By: Jeff Pollock
January 22
, 2018

Ontario’s minimum wage jumped by 21% on January 1 to $14.00 per hour. It will increase to $15.00 next year, and then adjust by the rate of inflation thereafter. While polls indicate that 60% of Ontarians support the decision, we’re hearing more and more from clients and industry contacts about the hidden cost to this decision.

The foreseeable future may offer higher prices and fewer jobs.

Many businesses – particularly those with thin margins – have raised prices in response to their cost curve shifting upwards. Of course, this assumes that their customers will accept the price increase to begin with as some products are more elastic than others. For example, the demand for gasoline doesn’t alter much as its price at the pump changes, but with the assortment of branded food items at the grocery store, a shopper can simply switch to an alternative if their preferred item becomes too expensive.

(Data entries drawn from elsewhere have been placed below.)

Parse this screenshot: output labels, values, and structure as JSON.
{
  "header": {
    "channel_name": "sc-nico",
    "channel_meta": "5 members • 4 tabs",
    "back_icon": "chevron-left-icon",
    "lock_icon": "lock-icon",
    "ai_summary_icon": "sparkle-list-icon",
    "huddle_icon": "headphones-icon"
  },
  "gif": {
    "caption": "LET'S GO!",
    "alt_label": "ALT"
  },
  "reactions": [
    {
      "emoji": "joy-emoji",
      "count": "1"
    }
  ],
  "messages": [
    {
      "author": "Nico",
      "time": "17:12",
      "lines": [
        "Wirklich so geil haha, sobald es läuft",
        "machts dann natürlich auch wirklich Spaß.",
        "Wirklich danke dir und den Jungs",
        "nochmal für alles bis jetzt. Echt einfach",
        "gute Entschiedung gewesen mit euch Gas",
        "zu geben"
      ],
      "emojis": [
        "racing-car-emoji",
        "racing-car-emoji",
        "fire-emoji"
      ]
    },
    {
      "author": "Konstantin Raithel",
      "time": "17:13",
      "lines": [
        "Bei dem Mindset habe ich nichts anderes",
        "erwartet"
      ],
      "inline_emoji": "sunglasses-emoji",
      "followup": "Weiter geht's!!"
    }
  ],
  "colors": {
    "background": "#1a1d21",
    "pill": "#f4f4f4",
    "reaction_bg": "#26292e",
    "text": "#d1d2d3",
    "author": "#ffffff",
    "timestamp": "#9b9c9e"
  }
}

Fewer jobs is an additional consequence to consider. According to the Bank of Canada, there will be 60,000 fewer jobs created in Canada by 2019 as a result of the minimum wage hikes. To put that into perspective, Canada added just over 422,000 jobs in 2017 (394,000 full-time and 28,000 part-time). Part of this will be due to businesses hiring fewer employees (particularly young people) or possibly laying off existing staff, not to mention the heightened urgency to now automate operations even sooner for better efficiency. One cannot help but notice the self-checkout cash registers spurring up in more and more retail locations nowadays.

Don’t forget that there are additional costs when hiring a new employee. Vacations, sick days, paid breaks, overhead required to seat a body, and health benefits all add to the expense of hiring a human over a computer.

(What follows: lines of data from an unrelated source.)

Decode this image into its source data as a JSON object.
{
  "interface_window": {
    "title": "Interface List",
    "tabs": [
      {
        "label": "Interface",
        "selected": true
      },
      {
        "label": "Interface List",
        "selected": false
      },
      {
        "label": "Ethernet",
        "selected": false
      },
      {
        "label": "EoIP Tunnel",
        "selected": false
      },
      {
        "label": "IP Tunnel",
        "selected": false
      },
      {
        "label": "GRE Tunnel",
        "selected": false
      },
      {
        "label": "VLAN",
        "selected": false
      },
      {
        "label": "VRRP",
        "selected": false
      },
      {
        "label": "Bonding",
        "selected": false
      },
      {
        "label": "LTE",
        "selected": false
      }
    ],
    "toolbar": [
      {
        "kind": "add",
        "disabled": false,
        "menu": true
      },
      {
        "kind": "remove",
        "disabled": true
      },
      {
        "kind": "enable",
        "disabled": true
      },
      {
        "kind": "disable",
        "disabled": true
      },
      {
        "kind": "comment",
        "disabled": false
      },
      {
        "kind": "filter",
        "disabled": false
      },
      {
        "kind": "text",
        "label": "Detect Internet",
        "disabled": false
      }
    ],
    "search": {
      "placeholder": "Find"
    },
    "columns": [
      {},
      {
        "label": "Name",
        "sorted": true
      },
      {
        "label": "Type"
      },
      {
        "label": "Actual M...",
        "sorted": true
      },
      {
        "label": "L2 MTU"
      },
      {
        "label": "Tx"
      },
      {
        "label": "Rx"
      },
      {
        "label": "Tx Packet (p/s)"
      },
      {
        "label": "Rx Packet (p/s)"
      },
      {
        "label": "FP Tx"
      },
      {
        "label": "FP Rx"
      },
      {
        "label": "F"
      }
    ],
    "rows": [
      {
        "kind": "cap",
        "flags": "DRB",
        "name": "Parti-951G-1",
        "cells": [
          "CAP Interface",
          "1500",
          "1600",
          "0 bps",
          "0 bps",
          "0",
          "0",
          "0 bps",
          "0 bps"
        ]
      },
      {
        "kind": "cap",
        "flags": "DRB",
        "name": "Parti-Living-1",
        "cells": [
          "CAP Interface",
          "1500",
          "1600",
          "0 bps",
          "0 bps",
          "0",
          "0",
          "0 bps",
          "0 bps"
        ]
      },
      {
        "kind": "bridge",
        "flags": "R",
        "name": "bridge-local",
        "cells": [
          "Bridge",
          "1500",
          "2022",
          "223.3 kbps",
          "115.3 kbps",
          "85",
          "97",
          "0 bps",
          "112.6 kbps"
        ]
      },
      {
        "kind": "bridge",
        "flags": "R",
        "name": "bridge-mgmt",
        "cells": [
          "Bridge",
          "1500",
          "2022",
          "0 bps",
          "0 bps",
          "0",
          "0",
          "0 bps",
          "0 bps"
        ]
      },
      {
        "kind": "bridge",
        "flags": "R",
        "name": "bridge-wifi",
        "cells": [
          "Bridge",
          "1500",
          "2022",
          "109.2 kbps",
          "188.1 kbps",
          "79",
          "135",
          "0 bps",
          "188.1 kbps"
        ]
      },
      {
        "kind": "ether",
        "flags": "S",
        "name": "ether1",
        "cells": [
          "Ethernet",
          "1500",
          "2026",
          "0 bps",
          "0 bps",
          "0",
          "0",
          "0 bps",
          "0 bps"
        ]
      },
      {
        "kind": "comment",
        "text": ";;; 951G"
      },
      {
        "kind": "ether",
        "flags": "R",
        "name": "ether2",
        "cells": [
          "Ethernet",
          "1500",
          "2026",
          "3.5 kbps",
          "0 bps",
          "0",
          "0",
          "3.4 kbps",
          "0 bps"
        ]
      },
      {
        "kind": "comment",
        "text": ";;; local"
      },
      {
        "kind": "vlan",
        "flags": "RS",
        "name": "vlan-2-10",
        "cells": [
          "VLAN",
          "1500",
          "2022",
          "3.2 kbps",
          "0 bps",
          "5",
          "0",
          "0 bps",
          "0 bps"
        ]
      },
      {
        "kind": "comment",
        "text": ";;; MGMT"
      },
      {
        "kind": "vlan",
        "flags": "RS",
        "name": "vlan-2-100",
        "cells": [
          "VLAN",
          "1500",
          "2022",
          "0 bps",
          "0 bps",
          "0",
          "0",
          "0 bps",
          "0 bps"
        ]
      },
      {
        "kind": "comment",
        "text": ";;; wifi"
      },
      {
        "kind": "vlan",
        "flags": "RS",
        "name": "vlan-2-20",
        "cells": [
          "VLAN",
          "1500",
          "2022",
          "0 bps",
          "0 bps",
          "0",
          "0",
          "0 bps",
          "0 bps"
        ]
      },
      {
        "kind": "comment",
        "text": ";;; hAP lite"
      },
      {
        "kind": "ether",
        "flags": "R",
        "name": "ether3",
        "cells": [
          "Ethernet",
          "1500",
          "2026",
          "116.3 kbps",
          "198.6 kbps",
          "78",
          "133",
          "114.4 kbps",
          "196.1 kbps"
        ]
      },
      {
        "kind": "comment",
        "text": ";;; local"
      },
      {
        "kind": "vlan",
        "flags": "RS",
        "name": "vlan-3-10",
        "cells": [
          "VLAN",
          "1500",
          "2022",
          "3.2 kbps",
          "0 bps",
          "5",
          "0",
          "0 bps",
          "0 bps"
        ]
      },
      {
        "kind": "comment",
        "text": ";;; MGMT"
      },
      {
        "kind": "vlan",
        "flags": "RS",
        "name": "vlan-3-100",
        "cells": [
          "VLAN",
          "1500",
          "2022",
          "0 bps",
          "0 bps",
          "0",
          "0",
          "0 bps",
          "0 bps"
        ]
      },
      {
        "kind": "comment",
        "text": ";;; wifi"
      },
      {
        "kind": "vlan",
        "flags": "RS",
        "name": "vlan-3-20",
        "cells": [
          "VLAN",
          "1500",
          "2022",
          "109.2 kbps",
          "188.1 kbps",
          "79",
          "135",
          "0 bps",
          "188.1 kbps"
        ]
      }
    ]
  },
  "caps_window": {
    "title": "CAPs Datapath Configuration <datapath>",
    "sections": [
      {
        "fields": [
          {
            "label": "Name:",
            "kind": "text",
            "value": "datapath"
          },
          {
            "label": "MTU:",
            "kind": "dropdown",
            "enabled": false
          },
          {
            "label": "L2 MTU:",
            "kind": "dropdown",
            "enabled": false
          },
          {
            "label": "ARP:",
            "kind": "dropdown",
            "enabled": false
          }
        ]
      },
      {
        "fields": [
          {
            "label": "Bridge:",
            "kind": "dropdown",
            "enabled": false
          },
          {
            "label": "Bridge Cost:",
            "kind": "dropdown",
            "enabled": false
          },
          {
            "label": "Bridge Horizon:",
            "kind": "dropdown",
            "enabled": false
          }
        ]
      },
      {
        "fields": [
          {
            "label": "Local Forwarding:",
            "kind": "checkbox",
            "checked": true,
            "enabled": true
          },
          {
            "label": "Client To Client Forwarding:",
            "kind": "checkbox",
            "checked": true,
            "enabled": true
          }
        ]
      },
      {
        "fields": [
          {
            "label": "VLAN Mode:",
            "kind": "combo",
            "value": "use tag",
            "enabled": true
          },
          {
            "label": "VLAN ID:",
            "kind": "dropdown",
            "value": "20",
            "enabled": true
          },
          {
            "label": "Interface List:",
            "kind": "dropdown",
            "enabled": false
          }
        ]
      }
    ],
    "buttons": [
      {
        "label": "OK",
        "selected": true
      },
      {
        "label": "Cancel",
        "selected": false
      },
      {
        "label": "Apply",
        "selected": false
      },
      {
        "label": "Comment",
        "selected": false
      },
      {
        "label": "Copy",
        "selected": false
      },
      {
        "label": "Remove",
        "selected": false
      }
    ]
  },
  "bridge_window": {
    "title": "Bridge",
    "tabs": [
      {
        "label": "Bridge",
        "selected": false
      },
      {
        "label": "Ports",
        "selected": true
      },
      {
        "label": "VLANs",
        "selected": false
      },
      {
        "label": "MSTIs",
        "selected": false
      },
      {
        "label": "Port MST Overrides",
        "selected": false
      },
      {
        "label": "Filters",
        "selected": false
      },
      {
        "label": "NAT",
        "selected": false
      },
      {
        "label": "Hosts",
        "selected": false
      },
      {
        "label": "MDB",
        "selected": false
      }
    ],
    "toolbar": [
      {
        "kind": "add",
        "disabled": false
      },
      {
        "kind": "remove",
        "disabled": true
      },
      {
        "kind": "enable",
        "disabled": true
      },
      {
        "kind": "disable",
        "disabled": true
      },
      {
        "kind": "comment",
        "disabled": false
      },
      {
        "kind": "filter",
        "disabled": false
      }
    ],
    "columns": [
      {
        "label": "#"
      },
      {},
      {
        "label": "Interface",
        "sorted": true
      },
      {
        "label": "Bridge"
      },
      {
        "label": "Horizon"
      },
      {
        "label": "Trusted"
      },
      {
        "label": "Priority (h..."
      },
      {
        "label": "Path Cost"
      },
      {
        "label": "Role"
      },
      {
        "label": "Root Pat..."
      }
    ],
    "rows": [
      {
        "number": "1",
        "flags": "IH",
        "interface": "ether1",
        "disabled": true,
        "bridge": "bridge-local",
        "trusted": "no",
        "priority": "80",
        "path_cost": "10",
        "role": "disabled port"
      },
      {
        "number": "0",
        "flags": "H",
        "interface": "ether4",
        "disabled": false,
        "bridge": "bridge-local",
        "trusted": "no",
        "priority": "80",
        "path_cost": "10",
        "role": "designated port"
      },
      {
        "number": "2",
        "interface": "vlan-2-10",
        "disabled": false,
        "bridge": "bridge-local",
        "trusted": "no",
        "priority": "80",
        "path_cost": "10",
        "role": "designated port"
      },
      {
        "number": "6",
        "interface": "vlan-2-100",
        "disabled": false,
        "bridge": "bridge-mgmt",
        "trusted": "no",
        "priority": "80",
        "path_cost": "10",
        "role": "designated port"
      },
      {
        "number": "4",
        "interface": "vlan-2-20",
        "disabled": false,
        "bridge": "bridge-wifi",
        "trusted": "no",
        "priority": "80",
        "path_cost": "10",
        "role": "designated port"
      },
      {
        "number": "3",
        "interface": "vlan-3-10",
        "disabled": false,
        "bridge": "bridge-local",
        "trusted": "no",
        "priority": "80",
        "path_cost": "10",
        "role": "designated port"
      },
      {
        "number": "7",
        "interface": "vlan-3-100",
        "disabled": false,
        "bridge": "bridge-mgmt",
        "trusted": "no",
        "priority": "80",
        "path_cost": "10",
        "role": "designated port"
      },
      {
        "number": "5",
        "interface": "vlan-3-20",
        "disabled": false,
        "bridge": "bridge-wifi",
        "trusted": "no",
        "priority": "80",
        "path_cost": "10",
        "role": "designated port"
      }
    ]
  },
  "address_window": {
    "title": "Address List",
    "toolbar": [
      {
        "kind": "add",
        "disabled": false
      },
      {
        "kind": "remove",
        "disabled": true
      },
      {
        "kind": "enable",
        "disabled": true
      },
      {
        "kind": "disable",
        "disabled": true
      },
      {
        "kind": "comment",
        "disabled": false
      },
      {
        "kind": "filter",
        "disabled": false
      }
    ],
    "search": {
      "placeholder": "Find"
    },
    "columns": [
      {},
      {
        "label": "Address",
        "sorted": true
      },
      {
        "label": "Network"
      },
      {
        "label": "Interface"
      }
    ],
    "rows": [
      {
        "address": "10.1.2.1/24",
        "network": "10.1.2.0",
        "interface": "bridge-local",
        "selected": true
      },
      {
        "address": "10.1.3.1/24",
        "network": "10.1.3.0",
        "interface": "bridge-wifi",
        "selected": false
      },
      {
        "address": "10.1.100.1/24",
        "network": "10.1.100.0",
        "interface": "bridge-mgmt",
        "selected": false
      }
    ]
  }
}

The argument in favour of this policy decision has been that the 8% of all employees who earn a minimum wage will reinvest their additional income in the economy by spending more, and consequently offset these higher costs faced by businesses. Maybe, but the Bank of Canada believes that an uptick in inflation will lead to slightly higher rates, and serve to contract any consumption gains.

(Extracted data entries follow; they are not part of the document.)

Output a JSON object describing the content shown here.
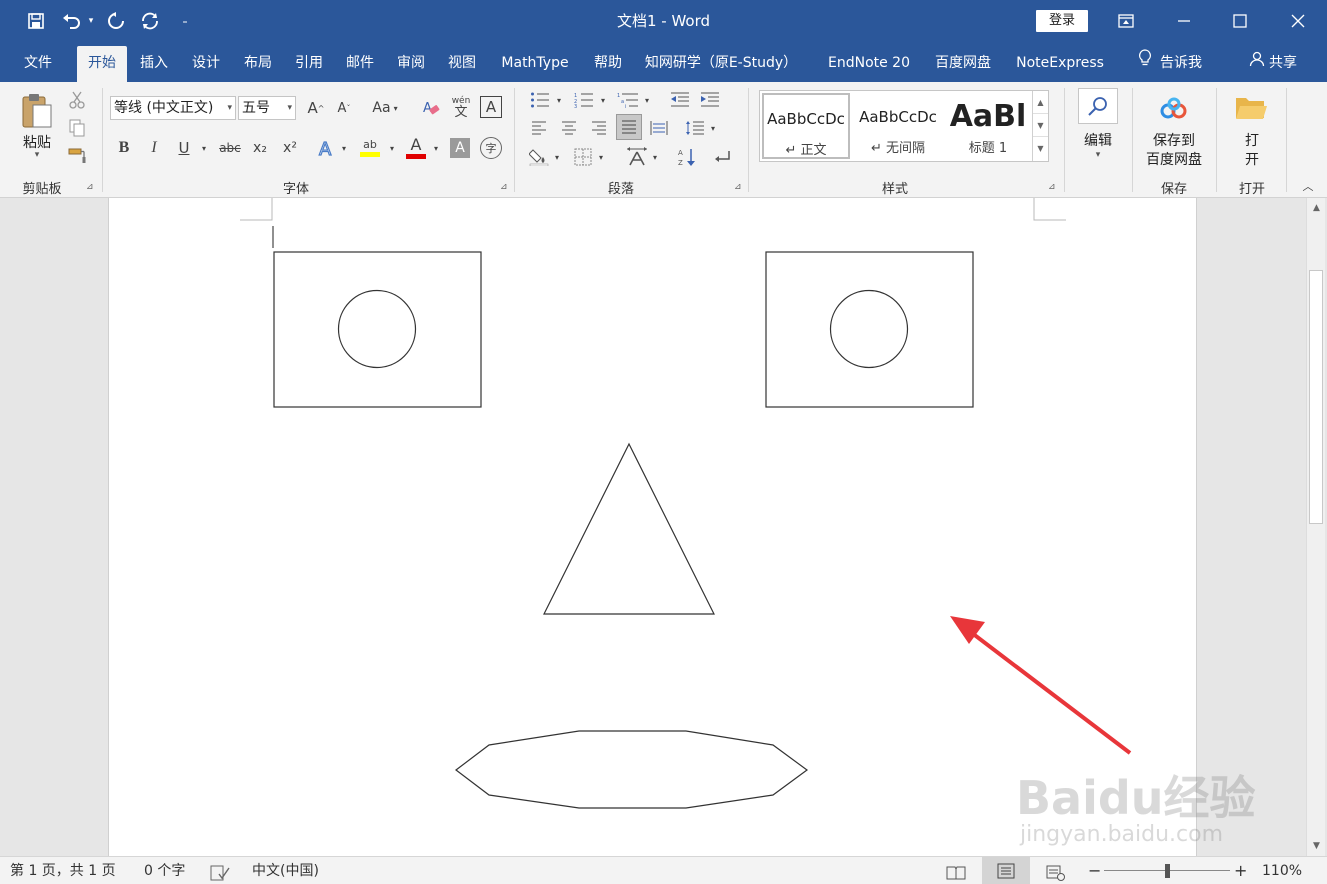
{
  "titlebar": {
    "title": "文档1  -  Word",
    "login_label": "登录"
  },
  "tabs": [
    {
      "label": "文件"
    },
    {
      "label": "开始"
    },
    {
      "label": "插入"
    },
    {
      "label": "设计"
    },
    {
      "label": "布局"
    },
    {
      "label": "引用"
    },
    {
      "label": "邮件"
    },
    {
      "label": "审阅"
    },
    {
      "label": "视图"
    },
    {
      "label": "MathType"
    },
    {
      "label": "帮助"
    },
    {
      "label": "知网研学（原E-Study）"
    },
    {
      "label": "EndNote 20"
    },
    {
      "label": "百度网盘"
    },
    {
      "label": "NoteExpress"
    },
    {
      "label": "告诉我"
    },
    {
      "label": "共享"
    }
  ],
  "ribbon": {
    "clipboard": {
      "paste_label": "粘贴",
      "group_label": "剪贴板"
    },
    "font": {
      "font_name": "等线 (中文正文)",
      "font_size": "五号",
      "case_label": "Aa",
      "phonetic_label": "wén",
      "phonetic_char": "文",
      "border_char": "A",
      "bold": "B",
      "italic": "I",
      "underline": "U",
      "strike": "abc",
      "sub": "x₂",
      "sup": "x²",
      "highlight_char": "ab",
      "fontcolor_char": "A",
      "shade_char": "A",
      "grow_char": "A",
      "shrink_char": "A",
      "encircle_char": "字",
      "group_label": "字体"
    },
    "paragraph": {
      "group_label": "段落"
    },
    "styles": {
      "items": [
        {
          "sample": "AaBbCcDc",
          "name": "↵ 正文"
        },
        {
          "sample": "AaBbCcDc",
          "name": "↵ 无间隔"
        },
        {
          "sample": "AaBl",
          "name": "标题 1"
        }
      ],
      "group_label": "样式"
    },
    "editing": {
      "label": "编辑"
    },
    "baidu": {
      "label_line1": "保存到",
      "label_line2": "百度网盘",
      "group_label": "保存"
    },
    "open": {
      "label_line1": "打",
      "label_line2": "开",
      "group_label": "打开"
    }
  },
  "statusbar": {
    "page_info": "第 1 页，共 1 页",
    "word_count": "0 个字",
    "language": "中文(中国)",
    "zoom": "110%",
    "zoom_minus": "−",
    "zoom_plus": "+"
  },
  "colors": {
    "brand": "#2b579a",
    "arrow": "#e8363a",
    "highlight_bar": "#ffff00",
    "fontcolor_bar": "#e00000"
  },
  "watermark": {
    "brand": "Baidu经验",
    "url": "jingyan.baidu.com"
  }
}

Our Investment Committee is taking into consideration the compensation paid to its employees by companies were own for clients, and we constantly ask ourselves whether the business has the ability to pass on higher prices to its customers. The stock price of companies that command pricing power have historically offered strong returns to its investors, and we continue to look for investment ideas that accompany this very attribute.